Qual è la tua posizione da autore e soprattutto da ideatore e gestore di un sito punto di riferimento degli appassionati del genere?
La storia del giallo è fatta di alti e bassi, di amore e disamore. È fisiologico, tuttavia credo che il giallo sia ancora il miglior modo per raccontare la nostra società.
Il noir riesce ancora a scuotere le coscienze oppure è un semplice passatempo da vagone ferroviario come veniva definito negli anni Cinquanta?
Dipende cosa si intende per noir. Un termine che può significare molte cose. Per quel che mi riguarda i romanzi crime che leggo (e che quindi scelgo) non sono affatto da vagone ferroviario ma degli autentici treni in corsa.
Qual è, Enrico Radeschi a parte, il detective meneghino che ti piace di più e quali sono i noir che consiglieresti per una comprensione più profonda della città che “quando piange, piange davvero”?

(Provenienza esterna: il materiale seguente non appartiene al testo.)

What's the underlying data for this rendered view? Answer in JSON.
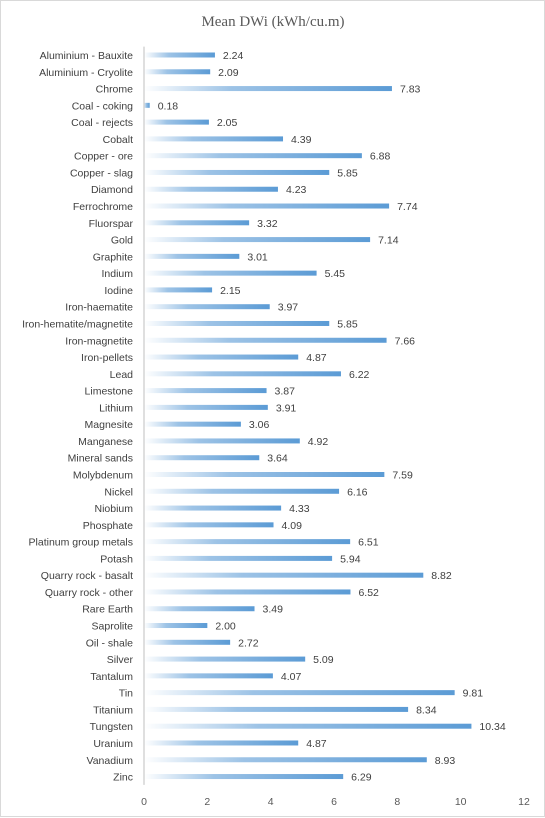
{
  "chart_data": {
    "type": "bar",
    "orientation": "horizontal",
    "title": "Mean DWi (kWh/cu.m)",
    "xlim": [
      0,
      12
    ],
    "xticks": [
      0,
      2,
      4,
      6,
      8,
      10,
      12
    ],
    "grid": false,
    "legend": "none",
    "bar_color": "#5b9bd5",
    "categories": [
      "Aluminium - Bauxite",
      "Aluminium - Cryolite",
      "Chrome",
      "Coal - coking",
      "Coal - rejects",
      "Cobalt",
      "Copper - ore",
      "Copper - slag",
      "Diamond",
      "Ferrochrome",
      "Fluorspar",
      "Gold",
      "Graphite",
      "Indium",
      "Iodine",
      "Iron-haematite",
      "Iron-hematite/magnetite",
      "Iron-magnetite",
      "Iron-pellets",
      "Lead",
      "Limestone",
      "Lithium",
      "Magnesite",
      "Manganese",
      "Mineral sands",
      "Molybdenum",
      "Nickel",
      "Niobium",
      "Phosphate",
      "Platinum group metals",
      "Potash",
      "Quarry rock - basalt",
      "Quarry rock - other",
      "Rare Earth",
      "Saprolite",
      "Oil - shale",
      "Silver",
      "Tantalum",
      "Tin",
      "Titanium",
      "Tungsten",
      "Uranium",
      "Vanadium",
      "Zinc"
    ],
    "values": [
      2.24,
      2.09,
      7.83,
      0.18,
      2.05,
      4.39,
      6.88,
      5.85,
      4.23,
      7.74,
      3.32,
      7.14,
      3.01,
      5.45,
      2.15,
      3.97,
      5.85,
      7.66,
      4.87,
      6.22,
      3.87,
      3.91,
      3.06,
      4.92,
      3.64,
      7.59,
      6.16,
      4.33,
      4.09,
      6.51,
      5.94,
      8.82,
      6.52,
      3.49,
      2.0,
      2.72,
      5.09,
      4.07,
      9.81,
      8.34,
      10.34,
      4.87,
      8.93,
      6.29
    ],
    "value_labels": [
      "2.24",
      "2.09",
      "7.83",
      "0.18",
      "2.05",
      "4.39",
      "6.88",
      "5.85",
      "4.23",
      "7.74",
      "3.32",
      "7.14",
      "3.01",
      "5.45",
      "2.15",
      "3.97",
      "5.85",
      "7.66",
      "4.87",
      "6.22",
      "3.87",
      "3.91",
      "3.06",
      "4.92",
      "3.64",
      "7.59",
      "6.16",
      "4.33",
      "4.09",
      "6.51",
      "5.94",
      "8.82",
      "6.52",
      "3.49",
      "2.00",
      "2.72",
      "5.09",
      "4.07",
      "9.81",
      "8.34",
      "10.34",
      "4.87",
      "8.93",
      "6.29"
    ]
  }
}
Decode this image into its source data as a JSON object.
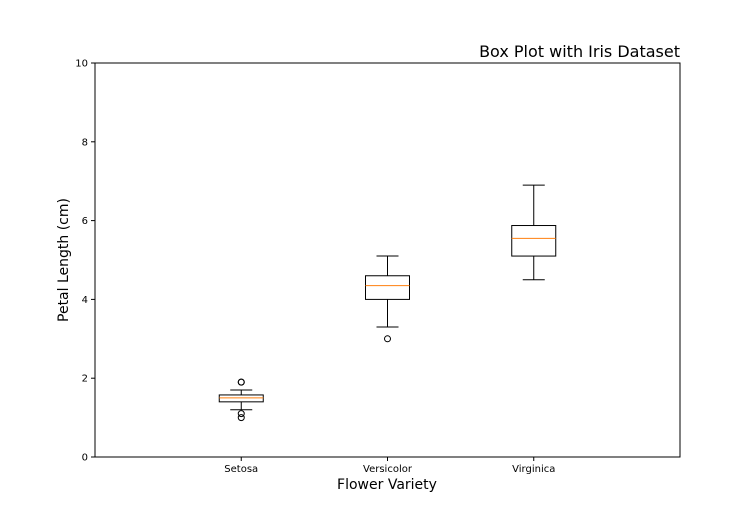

Duca Lamberti di Giorgio Scerbanenco. Inarrivabile. Consiglio i quattro romanzi che lo vedono protagonista.
Hai mai pensato ad un team-up tra Radeschi e qualche altro investigatore sulla breccia, come per esempio Michele Ferraro, creato da Gianni Biondillo oppure con l’ex maresciallo Binda di Piero Colaprico?
L’idea non è male. Ci penserò.
Infine una domanda che nasce da una curiosità personale. Radeschi in “L’eleganza del killer”, vive in casa dell’amico Fuster. E’ un omaggio a Pepe Carvalho, che con Eric Fuster organizza memorabili nottate all’insegna della gastronomia filosofica o della filosofia gastronomica, a seconda dei punti di vista?
Ovvio. Tutti i personaggi del mondo di Radeschi sono presi a prestito da giallisti che ammiro. Il questore nei primi romanzi si chiamava Lamberto Duca (ricorda qualcosa?), poi c’è Mascaranti preso sempre da Scerbanenco, il dottor Ambrosio da Olivieri e così via.